Pakistan’s trade gap has shrunk 31pc to $11.6 billion in the first half of this fiscal year to December, primarily on the back of 17 per cent compression in imports, which dropped to $23.2bn. Meanwhile, exports have risen by a mere 3.2pc to $11.5bn despite steep currency devaluation during last one and a half years and energy subsidies given to textiles, which fetch 55-60pc of the country’s total proceeds from foreign sales.

According to a World Bank report, the country’s share in the global exports has declined from a peak of 0.18pc to 0.13pc in 2018 with the bulk of them are resource-based or commodities.

"We are moving in the direction of export-led economic growth and away from import substitution policies. The global experience shows that you cannot pursue both export growth and import substitution policies simultaneously; so we have decided to increase competitiveness of our industries with export potential," Sukhera said.

The stabilisation on the external front in the recent months has created room for the State Bank to help exporting industries, and enhance the financing limit for exporters though its subsidised loan schemes — Export Finance Scheme (EFS) and Long Term Finance Facility (LTFF) — by Rs100bn for the full year.

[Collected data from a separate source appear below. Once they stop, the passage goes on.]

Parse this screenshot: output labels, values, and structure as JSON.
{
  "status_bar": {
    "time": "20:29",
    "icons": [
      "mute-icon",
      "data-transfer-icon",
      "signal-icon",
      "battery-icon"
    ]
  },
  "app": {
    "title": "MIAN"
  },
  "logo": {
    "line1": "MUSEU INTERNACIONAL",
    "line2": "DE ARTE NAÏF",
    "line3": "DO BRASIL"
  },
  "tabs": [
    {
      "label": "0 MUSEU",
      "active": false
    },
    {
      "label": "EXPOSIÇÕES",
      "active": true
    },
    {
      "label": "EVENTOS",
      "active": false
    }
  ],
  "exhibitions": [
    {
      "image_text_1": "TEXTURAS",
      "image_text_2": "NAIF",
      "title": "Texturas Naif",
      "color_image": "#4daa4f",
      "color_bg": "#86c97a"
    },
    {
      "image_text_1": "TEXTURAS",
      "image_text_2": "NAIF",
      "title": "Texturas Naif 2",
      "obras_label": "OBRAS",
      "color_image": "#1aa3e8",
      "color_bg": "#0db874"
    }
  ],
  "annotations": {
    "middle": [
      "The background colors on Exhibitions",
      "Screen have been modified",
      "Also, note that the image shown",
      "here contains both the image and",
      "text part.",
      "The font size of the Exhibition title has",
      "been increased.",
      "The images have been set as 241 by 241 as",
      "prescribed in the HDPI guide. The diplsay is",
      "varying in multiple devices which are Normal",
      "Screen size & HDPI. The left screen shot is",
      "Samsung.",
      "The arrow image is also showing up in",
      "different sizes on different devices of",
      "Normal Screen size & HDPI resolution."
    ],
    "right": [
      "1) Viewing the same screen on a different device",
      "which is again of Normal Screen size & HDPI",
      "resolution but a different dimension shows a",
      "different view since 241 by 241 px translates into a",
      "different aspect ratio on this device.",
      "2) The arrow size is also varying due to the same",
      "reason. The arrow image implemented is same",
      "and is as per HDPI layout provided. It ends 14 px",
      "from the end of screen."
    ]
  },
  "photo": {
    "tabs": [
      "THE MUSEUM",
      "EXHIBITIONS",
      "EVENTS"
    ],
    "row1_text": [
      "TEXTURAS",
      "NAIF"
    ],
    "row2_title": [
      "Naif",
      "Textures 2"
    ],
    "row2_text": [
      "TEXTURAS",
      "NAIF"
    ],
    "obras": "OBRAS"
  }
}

Under EFS exporters are eligible to receive short-term loans at 3pc to meet their working capital requirements while LTFF caters to their needs for long-term funds to import machinery and plants. For the textile sector, LTFF is available at 5pc and for others at 6pc.

SBP Governor Reza Baqir, who has repeatedly underscored the importance of increasing exports to pull the country out of the frequent boom-and-bust cycles, says the scope of these schemes will be extended to more industries and sectors with export potential.

Experts say the current account stability based on massive import compression is hurting the industry and could backfire if exports are not increased substantially and swiftly. The current account deficit has squeezed by 73pc in the first six months of this fiscal year.

Riaz Haq said...

In this age of of global supply chains, very few if any products are made in just one country; multiple countries add value to the finished product. Some make components while others build subassemblies and still others do the final assembly. All countries participating in the value chain create jobs and make money in the process

Riaz Haq said...

PTCL to build #Pakistan’s first high-perf #telecom 200G #network with #Nokia. PTCL CTO: “We have enhanced the existing capacity from 100G optical network to 200G to take care of the growing traffic in these cities (#Karachi, #Lahore, #Islamabad)” #fiber

Pakistan Telecommunication Company Limited (PTCL) has deployed Nokia’s technology to expand the capacity of its recently installed 100G transport network to 200G optical network for both domestic and international traffic.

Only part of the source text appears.